Where Is The Passion That Defined America?

There is no dearth of heated rhetoric in America today, but starkly absent from debate is passion. Passion comes from deep-set convictions, a belief in ideals that would make the world a better place. Impassioned debate leads to compromise, an acceptance that each must give a little so that all may be better off than they were before.

President Nixon once said “Americans admire a people who can scratch a desert and produce a garden. The Israelis have shown qualities that Americans identify with: guts, patriotism, idealism, a passion for freedom.” Those qualities, however, are of no use without a shared vision and a common goal.

There has been no era in American history in which we came even close to being one big happy family. We have set aside our differences from time to time to defend our common welfare, but the instant the storm subsided the family feud resumed. Beneath it all, however, was a passion to build a better future.

Only when extremism has gained control have we ever stepped backwards. Regardless of its position, extremism is enervating and counterproductive. When our thinking becomes so rigid that it is incapable entertaining ideas contrary to our own, we back ourselves into an all-or-nothing corner from which we can only lash out at anyone and everyone who approaches.

Nothing constructive can come from that, as is evident in the vitriol so pervasive today. We are rapidly falling into a modern version of the McCarthy era; as fanaticism becomes confused with zealotry we lose sight of what America is.

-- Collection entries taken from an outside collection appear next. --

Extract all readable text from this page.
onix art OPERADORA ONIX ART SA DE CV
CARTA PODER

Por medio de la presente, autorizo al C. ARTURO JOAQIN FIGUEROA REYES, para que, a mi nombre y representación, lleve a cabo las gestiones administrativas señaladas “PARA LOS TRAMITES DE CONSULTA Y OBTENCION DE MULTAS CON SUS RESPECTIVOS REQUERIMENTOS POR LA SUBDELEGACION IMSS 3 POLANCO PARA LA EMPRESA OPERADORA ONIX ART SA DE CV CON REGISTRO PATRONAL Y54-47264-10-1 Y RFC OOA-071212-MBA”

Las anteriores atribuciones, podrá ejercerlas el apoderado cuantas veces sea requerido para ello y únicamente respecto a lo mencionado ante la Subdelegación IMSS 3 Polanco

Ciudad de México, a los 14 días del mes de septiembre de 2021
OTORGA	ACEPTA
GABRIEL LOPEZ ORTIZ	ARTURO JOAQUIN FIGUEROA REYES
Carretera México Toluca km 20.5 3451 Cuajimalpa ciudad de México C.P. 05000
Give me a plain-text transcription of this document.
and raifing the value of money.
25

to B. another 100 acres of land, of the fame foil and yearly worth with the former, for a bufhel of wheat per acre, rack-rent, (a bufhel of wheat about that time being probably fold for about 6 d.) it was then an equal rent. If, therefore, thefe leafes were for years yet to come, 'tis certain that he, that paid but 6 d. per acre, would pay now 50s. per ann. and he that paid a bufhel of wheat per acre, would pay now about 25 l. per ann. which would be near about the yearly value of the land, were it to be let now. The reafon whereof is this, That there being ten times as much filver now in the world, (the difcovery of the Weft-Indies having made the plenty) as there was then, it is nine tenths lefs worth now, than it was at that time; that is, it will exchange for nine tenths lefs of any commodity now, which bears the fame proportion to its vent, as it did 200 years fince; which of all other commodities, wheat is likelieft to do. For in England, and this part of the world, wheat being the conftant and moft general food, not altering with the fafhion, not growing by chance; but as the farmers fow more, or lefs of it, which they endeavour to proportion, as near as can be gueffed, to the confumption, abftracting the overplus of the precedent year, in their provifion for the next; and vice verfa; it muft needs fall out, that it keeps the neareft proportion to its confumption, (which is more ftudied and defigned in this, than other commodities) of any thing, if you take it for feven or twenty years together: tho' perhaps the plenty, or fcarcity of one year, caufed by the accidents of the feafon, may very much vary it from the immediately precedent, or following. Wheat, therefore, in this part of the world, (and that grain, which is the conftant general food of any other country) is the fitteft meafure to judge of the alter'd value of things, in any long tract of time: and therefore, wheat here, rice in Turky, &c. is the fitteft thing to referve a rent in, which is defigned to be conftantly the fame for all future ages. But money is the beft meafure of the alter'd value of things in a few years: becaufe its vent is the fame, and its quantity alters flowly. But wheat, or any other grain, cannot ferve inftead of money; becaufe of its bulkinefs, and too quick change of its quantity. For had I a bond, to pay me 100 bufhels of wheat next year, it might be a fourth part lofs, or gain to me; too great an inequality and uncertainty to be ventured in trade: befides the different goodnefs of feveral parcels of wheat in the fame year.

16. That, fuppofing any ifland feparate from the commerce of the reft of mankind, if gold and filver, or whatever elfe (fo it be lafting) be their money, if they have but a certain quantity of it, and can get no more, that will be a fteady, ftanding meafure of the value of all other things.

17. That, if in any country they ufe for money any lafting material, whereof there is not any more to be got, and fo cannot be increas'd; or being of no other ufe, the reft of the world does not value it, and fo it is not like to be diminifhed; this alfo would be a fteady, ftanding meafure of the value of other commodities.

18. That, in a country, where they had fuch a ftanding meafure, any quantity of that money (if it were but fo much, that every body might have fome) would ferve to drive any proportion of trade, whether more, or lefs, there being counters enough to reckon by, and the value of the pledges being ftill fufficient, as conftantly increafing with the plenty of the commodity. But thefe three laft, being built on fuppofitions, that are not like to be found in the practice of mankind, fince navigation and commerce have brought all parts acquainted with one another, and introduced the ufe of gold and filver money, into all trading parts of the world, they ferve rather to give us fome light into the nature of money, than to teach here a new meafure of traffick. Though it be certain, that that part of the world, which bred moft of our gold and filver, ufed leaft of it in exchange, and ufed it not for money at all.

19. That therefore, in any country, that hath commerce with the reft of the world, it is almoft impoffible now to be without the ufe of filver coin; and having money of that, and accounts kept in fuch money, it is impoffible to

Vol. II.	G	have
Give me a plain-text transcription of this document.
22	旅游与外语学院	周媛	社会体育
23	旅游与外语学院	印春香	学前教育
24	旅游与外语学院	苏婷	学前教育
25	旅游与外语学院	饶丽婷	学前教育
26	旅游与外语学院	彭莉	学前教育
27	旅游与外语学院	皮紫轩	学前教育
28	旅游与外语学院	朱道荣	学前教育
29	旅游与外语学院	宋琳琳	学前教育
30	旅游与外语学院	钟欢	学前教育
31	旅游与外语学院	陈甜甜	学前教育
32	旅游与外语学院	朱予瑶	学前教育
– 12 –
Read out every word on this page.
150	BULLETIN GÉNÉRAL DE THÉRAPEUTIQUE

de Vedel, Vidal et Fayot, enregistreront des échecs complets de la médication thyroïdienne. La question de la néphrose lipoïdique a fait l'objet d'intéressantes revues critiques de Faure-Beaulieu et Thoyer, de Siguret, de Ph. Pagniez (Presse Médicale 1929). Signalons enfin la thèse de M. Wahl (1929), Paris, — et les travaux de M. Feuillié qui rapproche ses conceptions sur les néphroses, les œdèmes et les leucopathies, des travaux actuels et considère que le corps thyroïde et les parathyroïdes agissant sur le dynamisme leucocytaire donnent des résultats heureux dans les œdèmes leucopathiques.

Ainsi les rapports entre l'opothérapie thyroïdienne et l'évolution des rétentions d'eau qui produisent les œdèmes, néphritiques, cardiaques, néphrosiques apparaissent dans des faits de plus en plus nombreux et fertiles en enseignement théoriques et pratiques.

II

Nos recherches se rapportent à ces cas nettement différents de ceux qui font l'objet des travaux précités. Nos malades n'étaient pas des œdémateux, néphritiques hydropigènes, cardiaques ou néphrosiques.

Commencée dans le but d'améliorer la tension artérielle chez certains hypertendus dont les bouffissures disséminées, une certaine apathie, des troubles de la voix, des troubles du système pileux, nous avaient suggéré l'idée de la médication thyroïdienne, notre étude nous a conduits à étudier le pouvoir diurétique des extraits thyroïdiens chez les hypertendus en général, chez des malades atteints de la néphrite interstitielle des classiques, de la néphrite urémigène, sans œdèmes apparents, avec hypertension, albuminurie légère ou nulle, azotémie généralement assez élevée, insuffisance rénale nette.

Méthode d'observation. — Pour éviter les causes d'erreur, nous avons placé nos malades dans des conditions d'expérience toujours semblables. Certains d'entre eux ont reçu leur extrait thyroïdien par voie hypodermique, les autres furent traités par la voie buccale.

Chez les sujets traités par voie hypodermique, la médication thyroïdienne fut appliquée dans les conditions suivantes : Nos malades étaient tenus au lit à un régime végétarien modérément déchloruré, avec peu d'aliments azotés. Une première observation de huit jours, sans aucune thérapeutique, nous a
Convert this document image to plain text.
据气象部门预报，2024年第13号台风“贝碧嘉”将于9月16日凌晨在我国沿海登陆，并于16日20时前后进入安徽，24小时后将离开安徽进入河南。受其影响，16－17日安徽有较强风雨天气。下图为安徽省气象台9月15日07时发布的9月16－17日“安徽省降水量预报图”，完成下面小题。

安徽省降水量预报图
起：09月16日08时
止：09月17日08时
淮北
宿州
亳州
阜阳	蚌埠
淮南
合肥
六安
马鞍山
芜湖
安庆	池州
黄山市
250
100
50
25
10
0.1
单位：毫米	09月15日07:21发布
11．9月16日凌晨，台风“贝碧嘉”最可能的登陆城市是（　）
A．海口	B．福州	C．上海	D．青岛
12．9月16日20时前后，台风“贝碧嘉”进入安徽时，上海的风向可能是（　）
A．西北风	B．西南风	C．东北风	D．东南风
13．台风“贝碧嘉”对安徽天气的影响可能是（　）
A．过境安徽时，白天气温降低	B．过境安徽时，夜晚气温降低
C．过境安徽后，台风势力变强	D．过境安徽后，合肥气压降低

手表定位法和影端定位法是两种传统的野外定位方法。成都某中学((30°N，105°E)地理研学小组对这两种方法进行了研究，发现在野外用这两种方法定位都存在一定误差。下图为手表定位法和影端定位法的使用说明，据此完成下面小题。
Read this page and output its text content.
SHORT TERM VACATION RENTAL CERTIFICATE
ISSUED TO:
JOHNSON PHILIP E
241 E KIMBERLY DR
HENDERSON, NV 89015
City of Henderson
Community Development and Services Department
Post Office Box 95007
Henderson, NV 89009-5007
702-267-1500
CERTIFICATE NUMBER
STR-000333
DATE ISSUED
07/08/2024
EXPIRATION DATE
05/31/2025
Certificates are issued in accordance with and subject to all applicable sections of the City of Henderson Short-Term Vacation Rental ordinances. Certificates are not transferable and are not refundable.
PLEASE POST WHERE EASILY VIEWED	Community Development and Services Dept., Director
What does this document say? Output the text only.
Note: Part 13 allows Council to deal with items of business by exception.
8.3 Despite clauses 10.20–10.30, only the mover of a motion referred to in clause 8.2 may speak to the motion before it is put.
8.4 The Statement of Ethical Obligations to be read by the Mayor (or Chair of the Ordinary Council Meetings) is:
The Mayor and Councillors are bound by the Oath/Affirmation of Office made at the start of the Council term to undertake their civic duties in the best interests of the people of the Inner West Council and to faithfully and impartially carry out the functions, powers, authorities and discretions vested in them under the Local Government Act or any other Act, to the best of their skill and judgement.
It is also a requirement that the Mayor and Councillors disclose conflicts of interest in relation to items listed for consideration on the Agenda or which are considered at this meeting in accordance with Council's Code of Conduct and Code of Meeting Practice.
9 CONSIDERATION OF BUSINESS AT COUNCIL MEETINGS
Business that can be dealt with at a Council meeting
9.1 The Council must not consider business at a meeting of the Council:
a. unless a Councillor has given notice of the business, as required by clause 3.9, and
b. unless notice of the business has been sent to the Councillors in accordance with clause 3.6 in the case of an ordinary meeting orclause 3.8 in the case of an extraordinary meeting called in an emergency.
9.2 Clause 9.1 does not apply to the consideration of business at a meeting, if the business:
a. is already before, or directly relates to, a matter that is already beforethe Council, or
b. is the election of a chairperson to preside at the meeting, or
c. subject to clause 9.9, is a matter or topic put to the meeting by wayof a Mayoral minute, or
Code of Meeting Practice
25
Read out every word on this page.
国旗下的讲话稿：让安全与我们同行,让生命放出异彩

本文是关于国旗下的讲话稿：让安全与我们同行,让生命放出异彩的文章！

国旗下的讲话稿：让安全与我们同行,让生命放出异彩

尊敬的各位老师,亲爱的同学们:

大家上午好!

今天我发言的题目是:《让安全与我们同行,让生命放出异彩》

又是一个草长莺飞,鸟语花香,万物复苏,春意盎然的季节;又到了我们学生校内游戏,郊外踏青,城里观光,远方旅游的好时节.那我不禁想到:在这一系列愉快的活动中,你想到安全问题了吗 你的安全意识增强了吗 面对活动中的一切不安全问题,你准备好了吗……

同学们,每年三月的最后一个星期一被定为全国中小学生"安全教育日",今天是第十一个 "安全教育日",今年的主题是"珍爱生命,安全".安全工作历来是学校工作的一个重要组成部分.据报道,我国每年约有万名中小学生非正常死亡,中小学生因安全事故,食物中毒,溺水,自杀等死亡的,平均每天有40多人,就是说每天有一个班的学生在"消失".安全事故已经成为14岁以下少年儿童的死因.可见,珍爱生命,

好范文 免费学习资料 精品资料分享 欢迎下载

We are America, each and every one of us together as a whole. From those on Wall Street to those who occupy Wall Street. From Liberals to Conservatives to Libertarians to Anarchists. From those living in Beverly Hills to those living under a bridge. From those whose ancestors arrived on the Mayflower to those who disembarked only yesterday.

Each of us has one and only one vote, and only we can say whether our votes are for sale. Our government remains but an extension of the American people, Americans themselves with no more power than we choose to afford them.

America has become its own worst enemy. We have lost sight of the greatest three words of our Constitution: “We the people.” Once again we are being called upon to put our differences aside and join together with guts, patriotism, idealism, and passion for freedom to move our nation forward.